Shell evacuated about 400 nonessential workers from its offshore oil-production sites in the Gulf on Wednesday, expecting that Gustav would gain strength over the warm, deep waters of the Gulf of Mexico later in the week. Shell began shutdown procedures Thursday for some of its sub-sea drilling units in the deeper Gulf waters that take longer to secure ahead of storms.
"We are working toward a full evacuation of Shell-operated assets in the Gulf," Shell said in a statement Thursday, adding that by the end of Thursday at least 700 people will have been evacuated from Gulf production. "We expect to evacuate the remaining 600 personnel on Friday and Saturday."
The Gulf Coast contains the greatest cluster of oil refineries in the United States, mostly in Texas and Louisiana. Refiners are readying their emergency plans in case they have to drain massive tanks to prevent leakage during a major storm.
"The process is comparable to a trip-wire — if it takes a plant 36 hours to empty its tanks of inventory and fill them with water, and if the plant is in the storm arc 36.5 hours out, shutdown procedures are enacted," said Bill Holbrook, a spokesman for the National Petrochemical & Refiners Association in Washington, D.C. He added that "these kinds of events are different just about every time, and new variables can arise from the uncertainties that come with each storm."
Homeowners are also fretting about the coming storm. The good news: More homeowners across the Gulf region now have flood insurance than they did when Katrina and Rita struck within weeks of each other in 2005.
"We're better prepared to handle a catastrophe from an insurance point of view," said Mike Chaney, Mississippi's insurance commissioner, who also is the state's fire marshal.
The insurance industry is pre-positioning claims adjusters and the state is preparing to move deputy fire chiefs and rescue personnel to coastal regions or neighboring states, depending on where Gustav eventually comes ashore.
"There are just a whole lot of little parts to this situation that I am better prepared to handle," Chaney said, cautioning that, "you are never prepared for a catastrophic event, but we are better prepared."
Still, there are likely to be plenty of insurance problems.
The Federal Emergency Management Agency said that although the number of households with flood insurance has risen sharply in some Gulf Coast states, the percentage of structures within flood hazard areas with insurance has actually fallen in Texas and Alabama and only held steady in Mississippi.

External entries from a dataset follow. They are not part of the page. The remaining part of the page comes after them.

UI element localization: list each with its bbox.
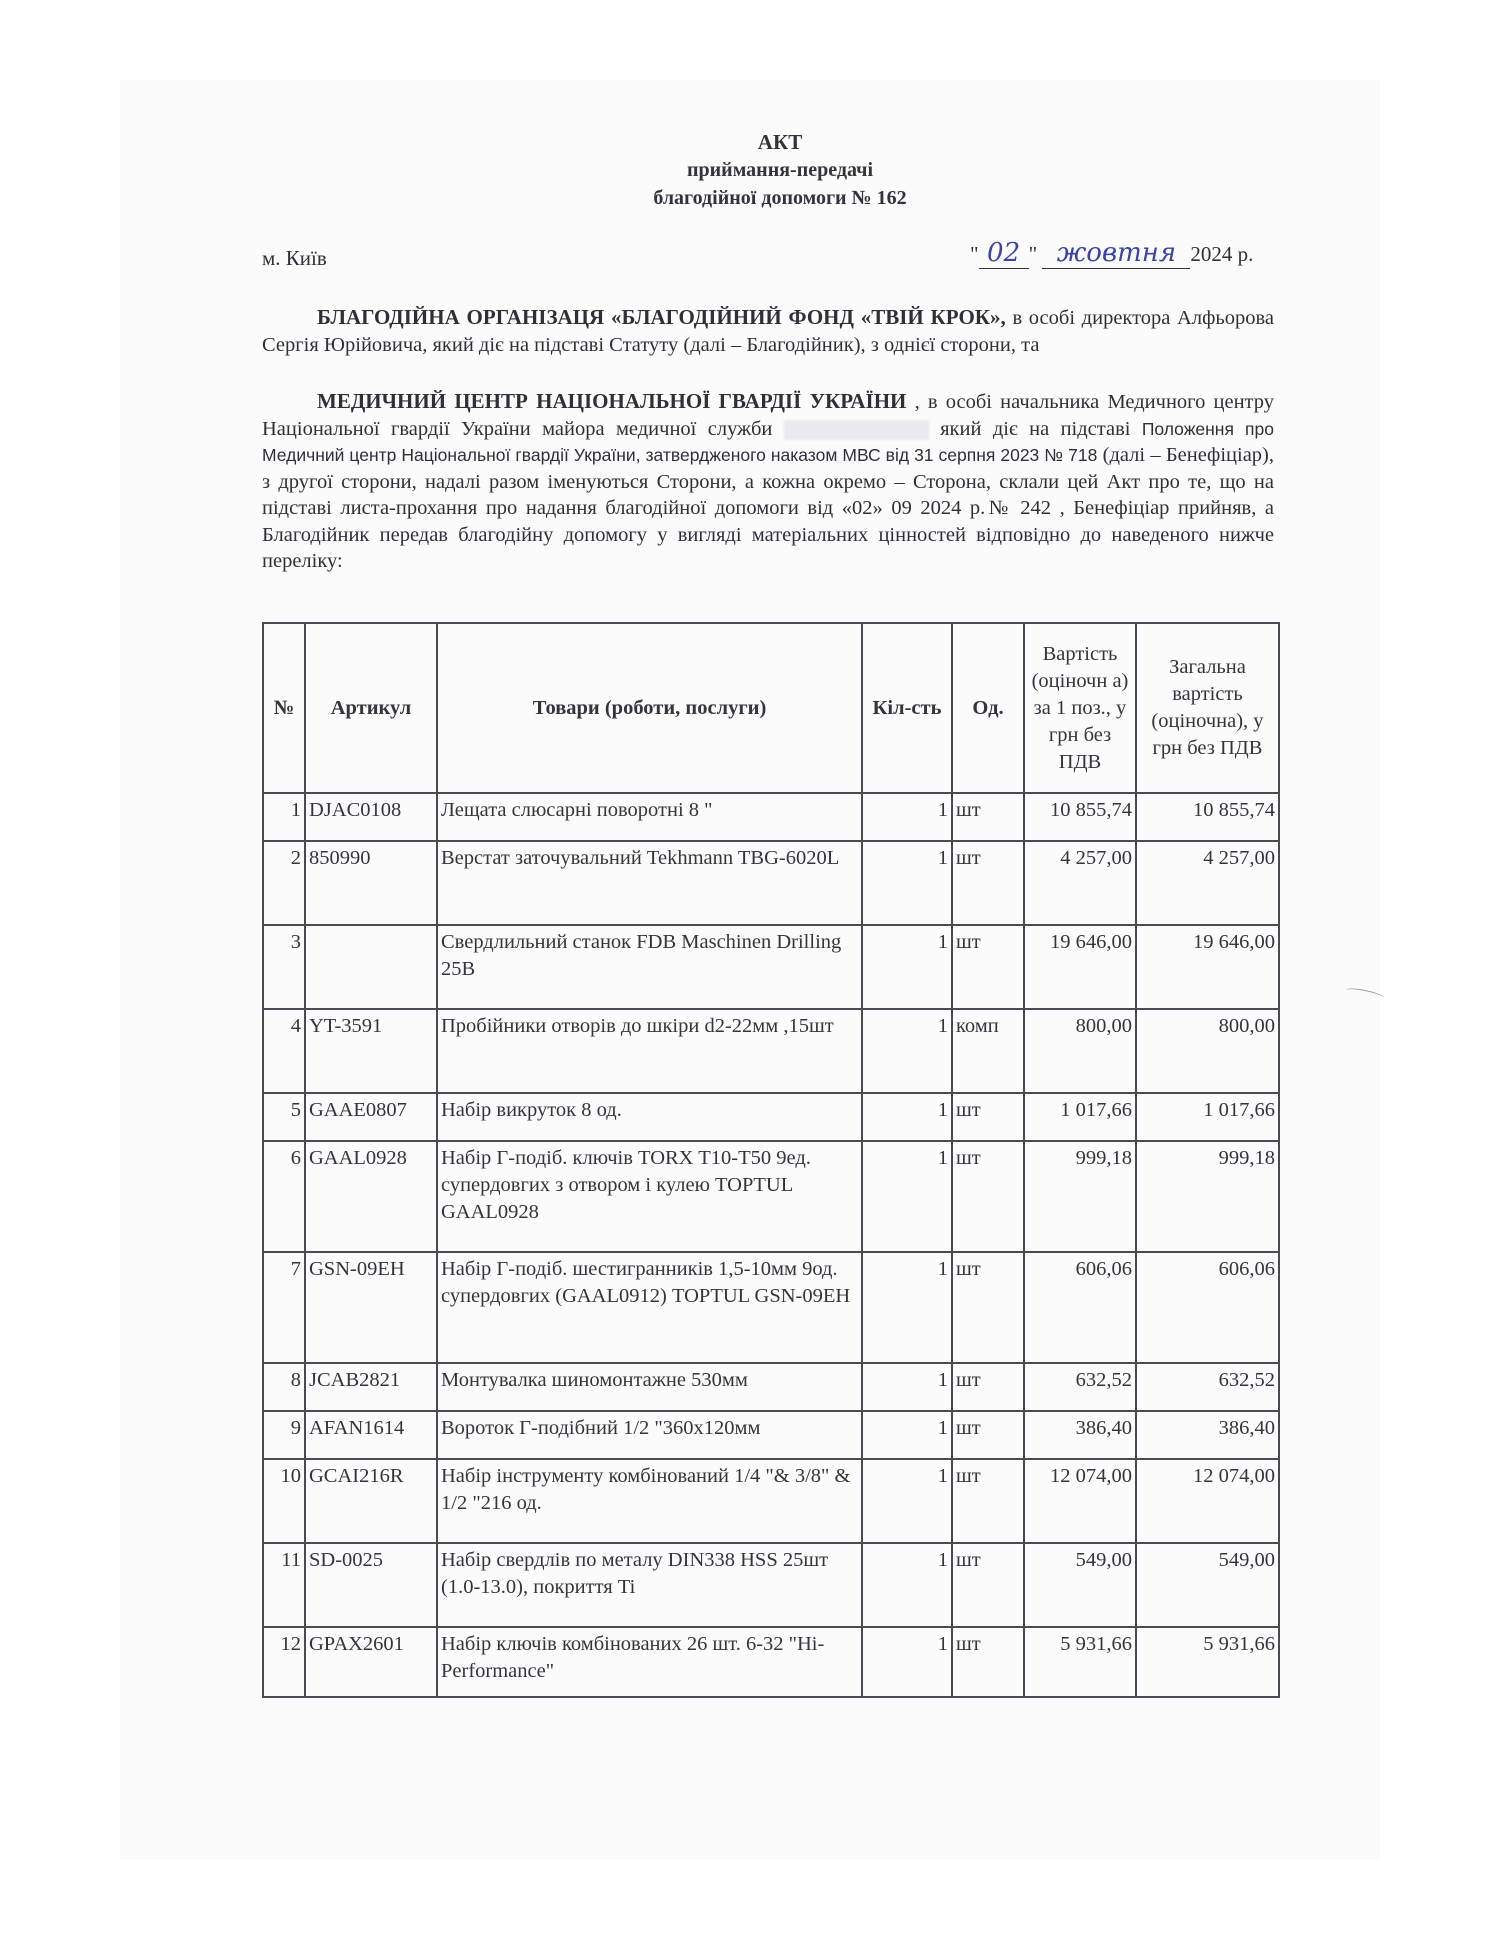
table-row xyxy=(263,1411,1279,1459)
document-title: АКТ xyxy=(757,130,803,154)
cell-number: 6 xyxy=(263,1141,305,1252)
cell-article: SD-0025 xyxy=(305,1543,437,1627)
cell-total-price: 632,52 xyxy=(1136,1363,1279,1411)
header-total-price: Загальна вартість (оціночна), у грн без ПДВ xyxy=(1136,623,1279,793)
cell-unit-price: 5 931,66 xyxy=(1024,1627,1136,1697)
cell-unit: шт xyxy=(952,793,1024,841)
date-year: 2024 р. xyxy=(1190,242,1254,266)
table-row xyxy=(263,1141,1279,1252)
paragraph-donor xyxy=(262,304,1274,358)
cell-quantity: 1 xyxy=(862,1093,952,1141)
cell-article: AFAN1614 xyxy=(305,1411,437,1459)
table-row xyxy=(263,1252,1279,1363)
cell-article: 850990 xyxy=(305,841,437,925)
table-row xyxy=(263,1093,1279,1141)
cell-number: 4 xyxy=(263,1009,305,1093)
beneficiary-org-name: МЕДИЧНИЙ ЦЕНТР НАЦІОНАЛЬНОЇ ГВАРДІЇ УКРАЇНИ xyxy=(317,389,907,413)
document-title-block xyxy=(0,128,1500,212)
cell-unit-price: 1 017,66 xyxy=(1024,1093,1136,1141)
donor-org-name: БЛАГОДІЙНА ОРГАНІЗАЦЯ «БЛАГОДІЙНИЙ ФОНД «ТВІЙ КРОК», xyxy=(317,305,1006,329)
cell-unit: шт xyxy=(952,1411,1024,1459)
cell-goods: Вороток Г-подібний 1/2 "360x120мм xyxy=(437,1411,862,1459)
cell-number: 8 xyxy=(263,1363,305,1411)
cell-unit: шт xyxy=(952,1252,1024,1363)
cell-total-price: 19 646,00 xyxy=(1136,925,1279,1009)
table-row xyxy=(263,1627,1279,1697)
cell-quantity: 1 xyxy=(862,1459,952,1543)
table-body xyxy=(263,793,1279,1697)
cell-quantity: 1 xyxy=(862,925,952,1009)
cell-unit-price: 10 855,74 xyxy=(1024,793,1136,841)
cell-unit-price: 549,00 xyxy=(1024,1543,1136,1627)
cell-article xyxy=(305,925,437,1009)
cell-unit-price: 800,00 xyxy=(1024,1009,1136,1093)
date-month-handwritten: жовтня xyxy=(1042,238,1190,269)
cell-number: 9 xyxy=(263,1411,305,1459)
cell-total-price: 549,00 xyxy=(1136,1543,1279,1627)
items-table xyxy=(262,622,1280,1698)
cell-number: 11 xyxy=(263,1543,305,1627)
paragraph-beneficiary xyxy=(262,388,1274,575)
cell-article: YT-3591 xyxy=(305,1009,437,1093)
cell-unit-price: 386,40 xyxy=(1024,1411,1136,1459)
cell-goods: Набір інструменту комбінований 1/4 "& 3/8" & 1/2 "216 од. xyxy=(437,1459,862,1543)
cell-total-price: 800,00 xyxy=(1136,1009,1279,1093)
cell-total-price: 386,40 xyxy=(1136,1411,1279,1459)
document-date xyxy=(970,238,1253,269)
place: м. Київ xyxy=(262,246,327,270)
cell-goods: Набір Г-подіб. ключів TORX T10-T50 9ед. супердовгих з отвором і кулею TOPTUL GAAL0928 xyxy=(437,1141,862,1252)
cell-goods: Набір ключів комбінованих 26 шт. 6-32 "Hi-Performance" xyxy=(437,1627,862,1697)
cell-unit: шт xyxy=(952,1363,1024,1411)
table-header-row xyxy=(263,623,1279,793)
cell-unit: шт xyxy=(952,1459,1024,1543)
cell-total-price: 4 257,00 xyxy=(1136,841,1279,925)
cell-article: GAAE0807 xyxy=(305,1093,437,1141)
cell-unit-price: 12 074,00 xyxy=(1024,1459,1136,1543)
cell-quantity: 1 xyxy=(862,793,952,841)
table-row xyxy=(263,793,1279,841)
cell-unit-price: 19 646,00 xyxy=(1024,925,1136,1009)
cell-quantity: 1 xyxy=(862,841,952,925)
cell-goods: Монтувалка шиномонтажне 530мм xyxy=(437,1363,862,1411)
cell-number: 12 xyxy=(263,1627,305,1697)
cell-goods: Лещата слюсарні поворотні 8 " xyxy=(437,793,862,841)
cell-unit-price: 999,18 xyxy=(1024,1141,1136,1252)
cell-goods: Набір викруток 8 од. xyxy=(437,1093,862,1141)
cell-article: GAAL0928 xyxy=(305,1141,437,1252)
document-subtitle-number: благодійної допомоги № 162 xyxy=(653,187,907,209)
cell-goods: Пробійники отворів до шкіри d2-22мм ,15шт xyxy=(437,1009,862,1093)
cell-goods: Свердлильний станок FDB Maschinen Drilling 25B xyxy=(437,925,862,1009)
cell-article: JCAB2821 xyxy=(305,1363,437,1411)
header-unit-price: Вартість (оціночн а) за 1 поз., у грн без ПДВ xyxy=(1024,623,1136,793)
table-row xyxy=(263,1459,1279,1543)
cell-goods: Набір Г-подіб. шестигранників 1,5-10мм 9од. супердовгих (GAAL0912) TOPTUL GSN-09EH xyxy=(437,1252,862,1363)
cell-unit: шт xyxy=(952,841,1024,925)
cell-number: 5 xyxy=(263,1093,305,1141)
header-quantity: Кіл-сть xyxy=(862,623,952,793)
header-goods: Товари (роботи, послуги) xyxy=(437,623,862,793)
header-article: Артикул xyxy=(305,623,437,793)
cell-quantity: 1 xyxy=(862,1627,952,1697)
donor-text: в особі директора Алфьорова Сергія Юрійовича, який діє на підставі Статуту (далі – Благодійник), з однієї сторони, та xyxy=(262,307,1274,356)
date-quote-open: " xyxy=(970,242,979,266)
cell-unit-price: 606,06 xyxy=(1024,1252,1136,1363)
table-row xyxy=(263,925,1279,1009)
cell-quantity: 1 xyxy=(862,1009,952,1093)
date-quote-close: " xyxy=(1028,242,1038,266)
table-row xyxy=(263,1543,1279,1627)
cell-unit: шт xyxy=(952,925,1024,1009)
cell-article: GCAI216R xyxy=(305,1459,437,1543)
cell-article: GPAX2601 xyxy=(305,1627,437,1697)
cell-total-price: 1 017,66 xyxy=(1136,1093,1279,1141)
cell-article: GSN-09EH xyxy=(305,1252,437,1363)
beneficiary-regulation: Положення про Медичний центр Національної гвардії України, затвердженого наказом МВС від 31 серпня 2023 № 718 xyxy=(262,418,1274,465)
beneficiary-text-a: , в особі начальника Медичного центру Національної гвардії України майора медичної служби xyxy=(262,391,1274,440)
cell-total-price: 606,06 xyxy=(1136,1252,1279,1363)
table-row xyxy=(263,1363,1279,1411)
cell-unit-price: 4 257,00 xyxy=(1024,841,1136,925)
cell-article: DJAC0108 xyxy=(305,793,437,841)
cell-total-price: 10 855,74 xyxy=(1136,793,1279,841)
cell-number: 7 xyxy=(263,1252,305,1363)
cell-total-price: 999,18 xyxy=(1136,1141,1279,1252)
cell-unit: шт xyxy=(952,1627,1024,1697)
date-day-handwritten: 02 xyxy=(979,238,1029,269)
beneficiary-text-b: який діє на підставі xyxy=(928,417,1142,440)
cell-quantity: 1 xyxy=(862,1141,952,1252)
cell-total-price: 5 931,66 xyxy=(1136,1627,1279,1697)
beneficiary-text-c: (далі – Бенефіціар), з другої сторони, надалі разом іменуються Сторони, а кожна окремо – Сторона, склали цей Акт про те, що на підставі листа-прохання про надання благодійної допомоги від «02» 09 2024 р.№ 242 , Бенефіціар прийняв, а Благодійник передав благодійну допомогу у вигляді матеріальних цінностей відповідно до наведеного нижче переліку: xyxy=(262,444,1274,572)
cell-unit: шт xyxy=(952,1543,1024,1627)
cell-quantity: 1 xyxy=(862,1252,952,1363)
cell-quantity: 1 xyxy=(862,1363,952,1411)
cell-number: 3 xyxy=(263,925,305,1009)
table-row xyxy=(263,1009,1279,1093)
header-number: № xyxy=(263,623,305,793)
cell-unit: комп xyxy=(952,1009,1024,1093)
cell-unit: шт xyxy=(952,1141,1024,1252)
cell-number: 2 xyxy=(263,841,305,925)
table-row xyxy=(263,841,1279,925)
cell-total-price: 12 074,00 xyxy=(1136,1459,1279,1543)
cell-number: 10 xyxy=(263,1459,305,1543)
cell-unit: шт xyxy=(952,1093,1024,1141)
cell-unit-price: 632,52 xyxy=(1024,1363,1136,1411)
cell-number: 1 xyxy=(263,793,305,841)
header-unit: Од. xyxy=(952,623,1024,793)
cell-quantity: 1 xyxy=(862,1543,952,1627)
redacted-name xyxy=(784,420,929,440)
cell-quantity: 1 xyxy=(862,1411,952,1459)
cell-goods: Верстат заточувальний Tekhmann TBG-6020L xyxy=(437,841,862,925)
document-subtitle: приймання-передачі xyxy=(687,159,873,181)
cell-goods: Набір свердлів по металу DIN338 HSS 25шт (1.0-13.0), покриття Ti xyxy=(437,1543,862,1627)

Louisiana stands alone as showing progress on this score.
In August 2005, there were nearly 44,000 federal flood policies issued in Mississippi. As of June, that number had grown to nearly 78,000. But at the end of September 2005, about 23 percent of homes in flood zones had flood insurance; as of early this week that percentage remained virtually unchanged.
In Alabama, about 31 percent of properties within flood zones had flood-insurance policies in September 2005, while less than 26 percent of them do as of this week, according to FEMA. Texas boasted 44.5 percent coverage in September 2005, a figure that fell sharply to 36.5 percent as of this week.
Only Louisiana, hardest hit in 2005, showed marked improvement with about 56 percent of structures within flood zones having flood insurance today compared with less than 49 percent in September 2005.
"People think that if they survived Katrina they can survive anything. Maybe. Maybe not," said Margaret Cottrill, a FEMA spokeswoman in Atlanta.